Für eine solche Entwicklung gibt es derzeit allerdings keinen konkreten Beleg. Die Behörden bereiten sich vielmehr auf unterschiedliche Möglichkeiten vor. Das ist ein normaler Bestandteil professioneller Sicherheitsplanung bei einer politisch stark polarisierten Wahl.
Auch die Frage der Regierungsbildung dürfte unmittelbar nach der Wahl für Spannung sorgen. Selbst bei einem AfD-Ergebnis von mehr als 40 Prozent ist nicht automatisch geklärt, wer anschließend regieren kann. Entscheidend sind Mandatsverteilung, Mehrheiten und die Koalitionsbereitschaft der anderen Parteien.
Die CDU steht dabei vor einem schwierigen Dilemma. Nach der aktuellen ARD-Umfrage liegt sie mit 22 Prozent weit hinter der AfD. Gleichzeitig lehnt eine Mehrheit der Befragten eine von der CDU geführte Landesregierung mit Unterstützung der Linken ab. (tagesschau.de)

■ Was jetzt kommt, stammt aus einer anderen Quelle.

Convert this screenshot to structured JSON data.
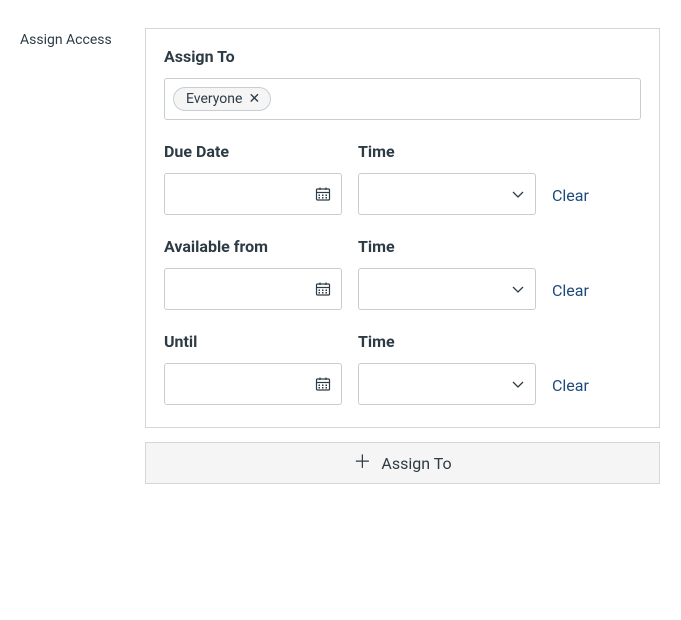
{
  "sideLabel": "Assign Access",
  "assignTo": {
    "label": "Assign To",
    "tags": [
      {
        "text": "Everyone"
      }
    ]
  },
  "rows": [
    {
      "dateLabel": "Due Date",
      "timeLabel": "Time",
      "clearLabel": "Clear",
      "dateValue": "",
      "timeValue": ""
    },
    {
      "dateLabel": "Available from",
      "timeLabel": "Time",
      "clearLabel": "Clear",
      "dateValue": "",
      "timeValue": ""
    },
    {
      "dateLabel": "Until",
      "timeLabel": "Time",
      "clearLabel": "Clear",
      "dateValue": "",
      "timeValue": ""
    }
  ],
  "addButton": {
    "label": "Assign To"
  }
}
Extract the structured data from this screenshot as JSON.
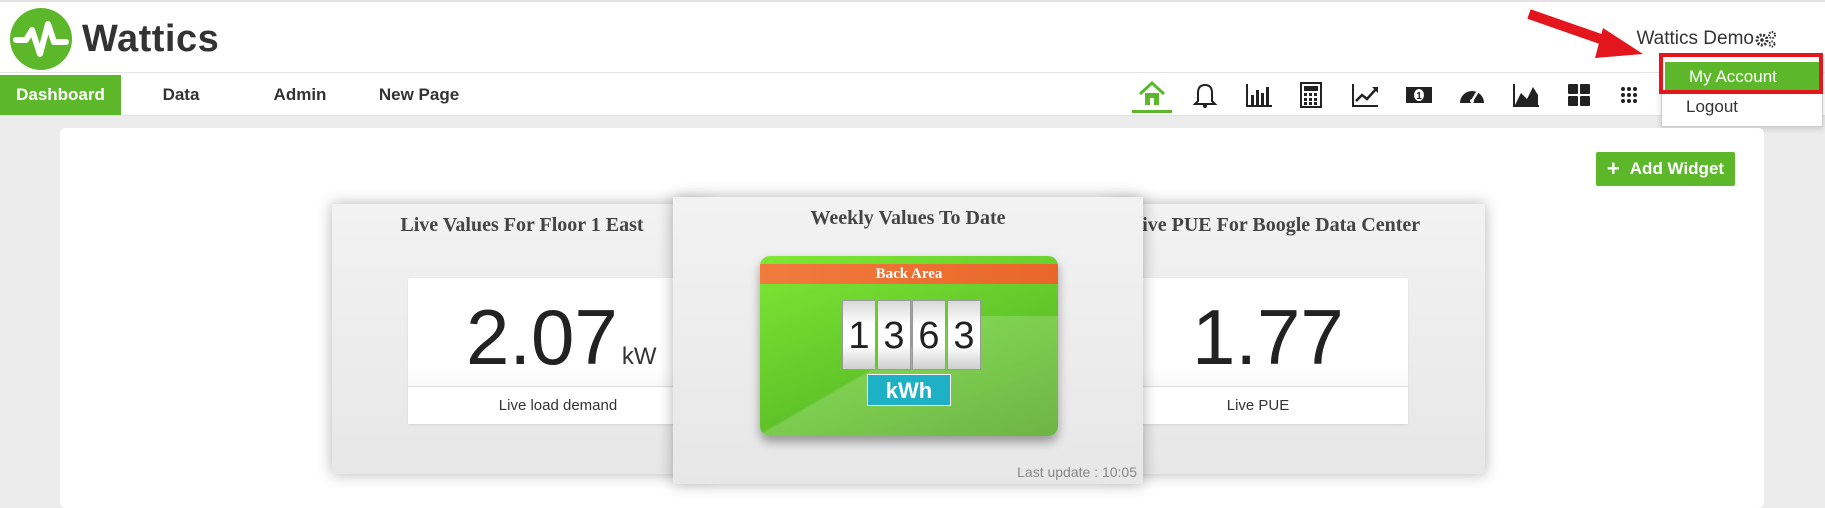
{
  "app": {
    "name": "Wattics"
  },
  "user": {
    "name": "Wattics Demo",
    "icon": "gears-icon"
  },
  "nav": {
    "tabs": [
      {
        "label": "Dashboard",
        "active": true
      },
      {
        "label": "Data"
      },
      {
        "label": "Admin"
      },
      {
        "label": "New Page"
      }
    ],
    "icons": [
      "home-icon",
      "bell-icon",
      "bar-chart-icon",
      "calculator-icon",
      "trend-icon",
      "money-icon",
      "gauge-icon",
      "area-chart-icon",
      "grid-icon",
      "dots-grid-icon"
    ]
  },
  "account_menu": {
    "items": [
      "My Account",
      "Logout"
    ],
    "highlighted": "My Account"
  },
  "toolbar": {
    "add_widget_label": "Add Widget"
  },
  "widgets": {
    "left": {
      "title": "Live Values For Floor 1 East",
      "value": "2.07",
      "unit": "kW",
      "caption": "Live load demand"
    },
    "center": {
      "title": "Weekly Values To Date",
      "meter_label": "Back Area",
      "digits": [
        "1",
        "3",
        "6",
        "3"
      ],
      "unit": "kWh",
      "last_update": "Last update : 10:05"
    },
    "right": {
      "title": "Live PUE For Boogle Data Center",
      "value": "1.77",
      "caption": "Live PUE"
    }
  },
  "colors": {
    "accent": "#5cb82a",
    "highlight": "#e3161e",
    "meter_header": "#e9662a",
    "kwh_badge": "#1eb0c4"
  }
}
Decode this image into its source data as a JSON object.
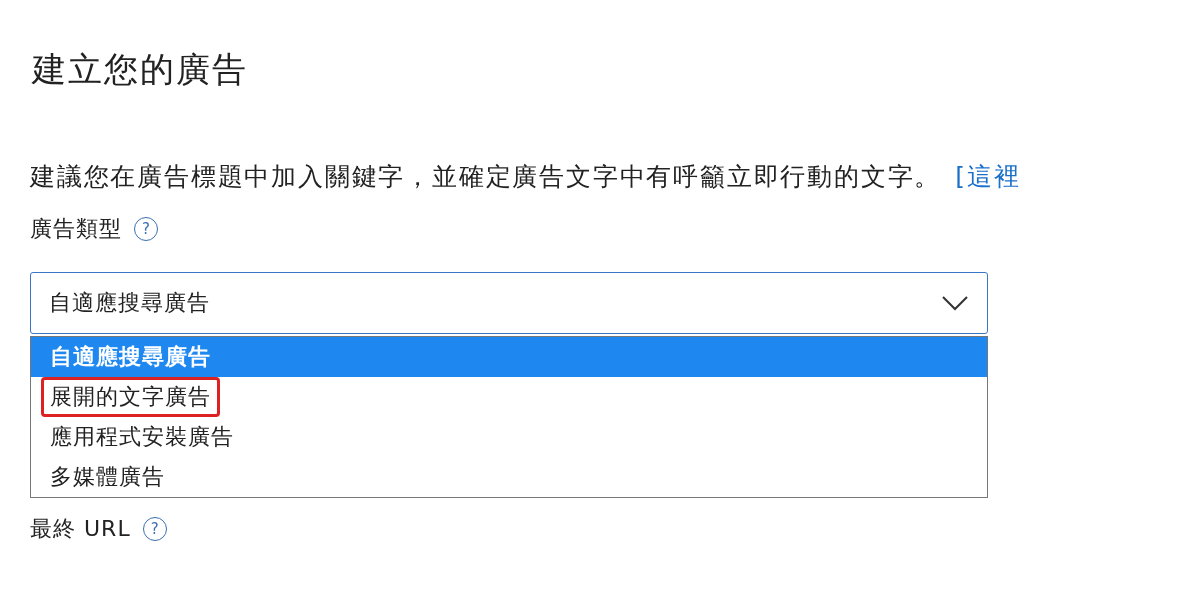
{
  "title": "建立您的廣告",
  "hint": {
    "text": "建議您在廣告標題中加入關鍵字，並確定廣告文字中有呼籲立即行動的文字。",
    "link": "[這裡"
  },
  "ad_type": {
    "label": "廣告類型",
    "help": "?",
    "value": "自適應搜尋廣告",
    "options": [
      {
        "label": "自適應搜尋廣告",
        "selected": true,
        "highlighted": false
      },
      {
        "label": "展開的文字廣告",
        "selected": false,
        "highlighted": true
      },
      {
        "label": "應用程式安裝廣告",
        "selected": false,
        "highlighted": false
      },
      {
        "label": "多媒體廣告",
        "selected": false,
        "highlighted": false
      }
    ]
  },
  "final_url": {
    "label": "最終 URL",
    "help": "?"
  }
}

Damit könnte Sachsen-Anhalt nach dem Wahltag vor komplizierten Mehrheitsverhandlungen stehen. Eine starke AfD wäre zwar politisch ein erheblicher Einschnitt, würde aber nicht automatisch bedeuten, dass Ulrich Siegmund Ministerpräsident wird.
Die kommenden Tage dürften deshalb sowohl politisch als auch sicherheitspolitisch entscheidend werden. Wahlkampfveranstaltungen, Demonstrationen und die Kommunikation in sozialen Netzwerken werden besonders aufmerksam beobachtet werden. Die Polizei versucht dabei, auf mögliche Konflikte vorbereitet zu sein, ohne deren Ausgang vorwegzunehmen.
Die wichtigste Unterscheidung bleibt daher zwischen realer Sicherheitsvorsorge und spekulativen Gewaltszenarien. Dass die Polizei mit einem erhöhten Einsatzaufkommen rechnet, ist belegt. Dass Sachsen-Anhalt nach der Wahl zwangsläufig von Straßenkämpfen oder bürgerkriegsähnlichen Zuständen erfasst wird, ist dagegen nicht belegt.
Am 6. September entscheidet letztlich nicht die Lautstärke des Wahlkampfs, sondern die Stimmabgabe. Das Ergebnis wird zeigen, wie groß der Vorsprung der AfD tatsächlich ist und welche politischen Mehrheiten anschließend möglich sind. Erst danach wird sich beurteilen lassen, ob die gegenwärtige Spannung in politische Proteste, harte Auseinandersetzungen oder einen vergleichsweise ruhigen Wahlabend mündet.